Typically in business, companies encounter the “law of large numbers” and growth rates slow down. Conventional wisdom has it that it is much harder to generate $ 500 million in new revenue than it is to generate $ 50 million. Therefore, under mathematical law, growing 50% from $ 1 billion is more difficult than growing from $ 100 million.

But the nature of technology platforms turns that law on its head. When a tech company grows to a really massive size – and all of those companies have multiple companies reaching more than 1 billion customers – it’s easier to grow by gathering additional revenue streams from a massive installed base than starting new businesses from scratch to invent or steal customers from larger competitors.

These giants can use the data from their already extensive activities to find out about their customers and effectively sell them new products. You can use existing customer relationships to sell additional products. You can use their cash flow or stocks to buy promising new Upstarts and clone them if they decline.

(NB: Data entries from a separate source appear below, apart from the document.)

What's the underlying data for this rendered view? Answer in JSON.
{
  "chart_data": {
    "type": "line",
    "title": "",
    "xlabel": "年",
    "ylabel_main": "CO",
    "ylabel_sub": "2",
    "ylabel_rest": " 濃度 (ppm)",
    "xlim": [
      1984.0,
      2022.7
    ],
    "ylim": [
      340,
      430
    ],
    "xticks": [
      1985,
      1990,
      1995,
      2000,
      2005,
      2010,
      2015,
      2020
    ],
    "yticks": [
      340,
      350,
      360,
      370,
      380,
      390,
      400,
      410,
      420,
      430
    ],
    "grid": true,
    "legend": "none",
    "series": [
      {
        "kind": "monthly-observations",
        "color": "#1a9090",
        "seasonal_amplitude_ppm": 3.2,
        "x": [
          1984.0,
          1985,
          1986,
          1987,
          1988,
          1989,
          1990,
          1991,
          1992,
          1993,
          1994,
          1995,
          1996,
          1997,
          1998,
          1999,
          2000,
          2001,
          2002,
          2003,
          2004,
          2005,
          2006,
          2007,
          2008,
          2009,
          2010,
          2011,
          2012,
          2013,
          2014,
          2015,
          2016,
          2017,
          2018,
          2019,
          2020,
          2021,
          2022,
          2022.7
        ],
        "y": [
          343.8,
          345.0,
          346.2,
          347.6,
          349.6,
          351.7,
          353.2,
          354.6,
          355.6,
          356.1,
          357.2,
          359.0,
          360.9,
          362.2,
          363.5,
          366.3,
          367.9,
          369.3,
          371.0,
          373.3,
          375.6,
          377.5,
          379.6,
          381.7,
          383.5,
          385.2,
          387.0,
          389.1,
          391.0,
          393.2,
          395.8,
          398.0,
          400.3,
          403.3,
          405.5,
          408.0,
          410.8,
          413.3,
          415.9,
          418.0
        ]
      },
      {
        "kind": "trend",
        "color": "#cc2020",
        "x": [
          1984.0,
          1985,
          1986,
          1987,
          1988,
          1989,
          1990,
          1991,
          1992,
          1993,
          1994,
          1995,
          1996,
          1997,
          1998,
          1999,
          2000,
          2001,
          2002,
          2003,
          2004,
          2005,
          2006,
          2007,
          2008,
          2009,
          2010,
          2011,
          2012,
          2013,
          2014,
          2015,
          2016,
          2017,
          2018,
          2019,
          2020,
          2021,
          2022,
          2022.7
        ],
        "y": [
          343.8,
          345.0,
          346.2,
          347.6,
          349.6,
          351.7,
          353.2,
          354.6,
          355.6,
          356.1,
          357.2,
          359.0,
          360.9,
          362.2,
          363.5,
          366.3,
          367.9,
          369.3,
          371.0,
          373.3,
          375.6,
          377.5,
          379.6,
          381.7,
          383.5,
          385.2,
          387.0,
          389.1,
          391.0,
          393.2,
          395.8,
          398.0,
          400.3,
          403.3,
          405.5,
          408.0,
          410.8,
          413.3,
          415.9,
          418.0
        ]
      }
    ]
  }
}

Nothing makes a bump. They wipe out Congressional hearings, regulatory fines, antitrust investigations, complaints from disgruntled employees, union movements and negative press like so many mosquitoes. When the Covid pandemic hit the economy and shut down most of the world, they flourished. Now that Covid is waning in the US, they continue to thrive.

Smaller tech companies offer greater growth opportunities and returns over the long term. However, if investors are looking for investments with the safety of US Treasuries and the prospect of at least some future growth, there is no asset class like the tech giants.